The Congress went a long way towards solving these issues through the adoption of new bylaws. The revised bylaws bring together the previous mosaic of governance documents and ad hoc procedures into a clear and up-to-date document. While the Bylaws now spell out clearly how we work, it is important to note that it is still incumbent on us as organizers to explain and motivate the values that underpin the procedure. Further, the new Bylaws establish the Members Congress as a regularly occurring, biennial meeting. This development will encourage us to focus on big questions of governance every two years, helping us strike the right balance between organizational introspection, carrying out the work, and facing outward.

4. Targeting Growth
We also frequently discussed the fact that we are pushing against the limits of what is possible with volunteer labor alone.

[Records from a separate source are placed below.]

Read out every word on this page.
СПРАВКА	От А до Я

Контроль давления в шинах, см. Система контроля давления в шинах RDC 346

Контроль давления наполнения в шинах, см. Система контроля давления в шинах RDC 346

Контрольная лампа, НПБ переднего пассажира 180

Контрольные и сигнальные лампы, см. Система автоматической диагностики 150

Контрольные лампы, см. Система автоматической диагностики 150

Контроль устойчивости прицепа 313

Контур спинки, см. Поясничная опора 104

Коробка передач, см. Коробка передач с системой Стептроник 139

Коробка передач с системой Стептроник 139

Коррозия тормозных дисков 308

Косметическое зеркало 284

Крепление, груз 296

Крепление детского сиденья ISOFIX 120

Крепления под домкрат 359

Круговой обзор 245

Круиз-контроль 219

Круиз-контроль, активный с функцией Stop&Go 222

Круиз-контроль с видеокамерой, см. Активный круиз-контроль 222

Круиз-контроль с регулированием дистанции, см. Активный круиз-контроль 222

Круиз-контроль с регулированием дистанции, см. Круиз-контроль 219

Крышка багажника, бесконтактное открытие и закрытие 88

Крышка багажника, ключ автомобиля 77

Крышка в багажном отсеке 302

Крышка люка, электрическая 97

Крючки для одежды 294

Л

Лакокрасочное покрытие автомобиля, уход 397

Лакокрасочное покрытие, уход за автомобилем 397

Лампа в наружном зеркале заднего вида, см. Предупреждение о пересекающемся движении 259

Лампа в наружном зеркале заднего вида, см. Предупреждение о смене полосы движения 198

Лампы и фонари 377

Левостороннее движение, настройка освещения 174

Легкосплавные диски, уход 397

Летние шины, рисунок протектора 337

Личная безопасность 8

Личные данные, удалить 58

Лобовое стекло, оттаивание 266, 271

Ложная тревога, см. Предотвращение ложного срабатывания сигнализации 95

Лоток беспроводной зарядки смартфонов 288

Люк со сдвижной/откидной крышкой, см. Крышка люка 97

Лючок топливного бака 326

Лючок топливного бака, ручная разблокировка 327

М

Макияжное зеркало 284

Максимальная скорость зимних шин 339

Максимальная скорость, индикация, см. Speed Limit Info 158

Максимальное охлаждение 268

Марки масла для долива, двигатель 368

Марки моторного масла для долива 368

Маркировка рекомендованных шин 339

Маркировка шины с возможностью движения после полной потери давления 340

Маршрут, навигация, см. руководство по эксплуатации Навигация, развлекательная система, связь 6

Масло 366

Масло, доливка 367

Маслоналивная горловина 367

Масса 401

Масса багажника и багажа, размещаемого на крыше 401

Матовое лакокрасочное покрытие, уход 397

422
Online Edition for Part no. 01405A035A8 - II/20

While volunteer labor will always be a core part of our organizing (“no one will save us but ourselves”), it is increasingly clear that we need paid administrative support to manage our member rolls, facilitate meeting logistics, support member on boarding, aid internal communication, and carry out related tasks. How to fund such a position is a more difficult question, the grant landscape for organizations like ours is challenging, and while it would be possible to support the position through dues with a large enough membership, it will be difficult to reach those numbers without administrative support. The idea of targeted fundraising came up, but more discussions will be required.
We further discussed that it is currently difficult for those on the outside to understand who we are and what we do as the Architecture Lobby. This is a limiting factor to our growth that we can rectify through improving publicly available information about our past campaigns, our overall strategy, and improved descriptions of our own self-identity. In some cases it is simply a matter of crafting improved content for wider consumption, and in other cases we will have to embark on a process of self-reflection to craft improved narratives. Improvements in this area over the coming months will likely lead to improved growth.